How does ConcatDataset work?

Hello. This is my CustomDataSetClass:

class CustomDataSet(Dataset):
    def __init__(self, main_dir, transform):
        self.main_dir = main_dir
        self.transform = transform
        all_imgs = os.listdir(main_dir)
        self.total_imgs = natsort.natsorted(all_imgs)
        for file_name in self.total_imgs:
            if '.txt' in file_name: self.total_imgs.remove(file_name)
            if file_name == 'semantic': self.total_imgs.remove('semantic')

    def __len__(self):
        return len(self.total_imgs)

    def __getitem__(self, idx):
        img_loc = os.path.join(self.main_dir, self.total_imgs[idx])
        image = Image.open(img_loc).convert("RGB")
        tensor_image = self.transform(image)
        return tensor_image

Here is how I create a list of datasets:

    all_datasets = []
    while folder_counter < num_train_folders:
        #some code to get path_to_imgs which is the location of the image folder
        train_dataset = CustomDataSet(path_to_imgs, transform)
        all_datasets.append(train_dataset)
        folder_counter += 1

Then I concat my datasets and create the dataloader and do the training:

final_dataset = torch.utils.data.ConcatDataset(all_datasets)
train_loader = data.DataLoader(final_dataset,
                                   batch_size=batch_size,
                                   shuffle=False,
                                   num_workers=0,
                                   pin_memory=True,
                                   drop_last=True)

So, is the order of my data preserved?

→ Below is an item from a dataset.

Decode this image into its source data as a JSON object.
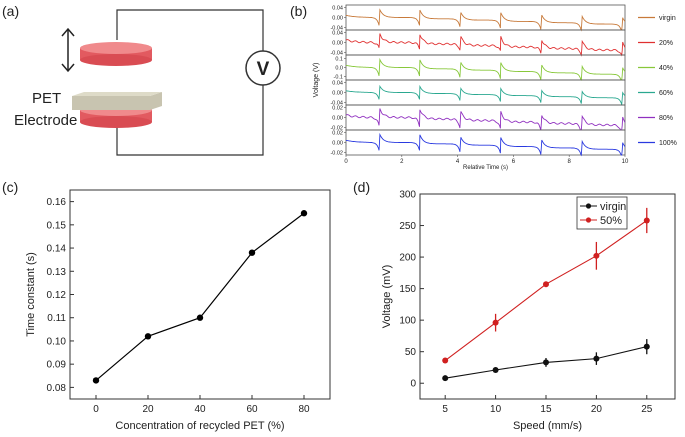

During training, will I go to each folder in theexact order that the concatenation was done and then grab all the images sequentially? For example:

I grab 150 images from folder 1, 100 images from folder 2 and 70 images from folder 3. I concatenate my the three datasets. During training I do:

for idx, input_seq in enumerate(data_loader):
#code to train

So, will the dataloader go through folder 1 and grab all the images inside there sequentially and then go to folder 2 and do the same and finally go to folder 3 and do the same as well? I tried reading the code for ConcatDataset but I can’t understand whether the order of my data willl be preserved or not.

1 Like

Yes, the order should be preserved as shown in this simple example using TensorDatasets:

datasets = []
for i in range(3):
    datasets.append(TensorDataset(torch.arange(i*10, (i+1)*10)))

dataset = ConcatDataset(datasets)
loader = DataLoader(
    dataset,
    shuffle=False,
    num_workers=0,
    batch_size=2
)

for data in loader:
    print(data)
8 Likes

what if I want to grab data from different file but after i want it to be concatinated and shuffled not preserving the same order
because I have data in different folders so i grabe each of them but afterwards i want it to be all shuffled.

You could use shuffle=True when creating the DataLoader, which will shuffle the passed ConcatDataset.

2 Likes
list_1 = [1,2,3,4,5]
list_2 = [6,7,8,9,10]
list_3 = [22,23,24,25,26,27]
dataset_list = [list_1, list_2, list_3]

dataset_loader = DataLoader(dataset_list, shuffle=True, batch_size=3)
for i in range(30):
    for x in dataset_loader:
        print(x)

My question is why does each batch(size 3) has same data but shuffled within themselves?
My usecase is, I need to shuffle the entire dataset after concatenation, such that over each epoch I have different batch of dataset shuffled over all the datasets[list_1, list_2, list_3]

Passing nested lists to the DataLoader might have these kind of side effects and thus I would recommend to create tensors, pass them to a TensorDataset, and this dataset to the DataLoader, which should then properly index and shuffle the data.

1 Like

Sure Thanks :slight_smile:

Hi,
I’m trying to use ConcatDataset to concat the training and testing sets of the CIFAR10 dataset.
For my application, I also need to combine the dataset.target values for each set. But from my understanding, I cannot derive combined targets using ConcatDataset.
Please suggest how to go about concatenating the datasets such that I can get targets as well.

Double post from here.

hmmm but for real data sets each of them will have their own data transforms e.g. their own mean, std to normalize the images. How do you deal with that? I’d assume this is dealt at the each data set level by giving them the right transforms when instantiating the data set pytorch object.


I think this: Concat image datasets with different size and number of channels answers my question. Which my suggestion was right.

how did you solve your target labels issue? @adwaykanhere


this is key: Does Concatenate Datasets preserve class labels and indices - #3 by ptrblck


easiest solution to what I want is to do use this: Does Concatenate Datasets preserve class labels and indices - #12 by Brando_Miranda by using learn2learn’s union of data sets.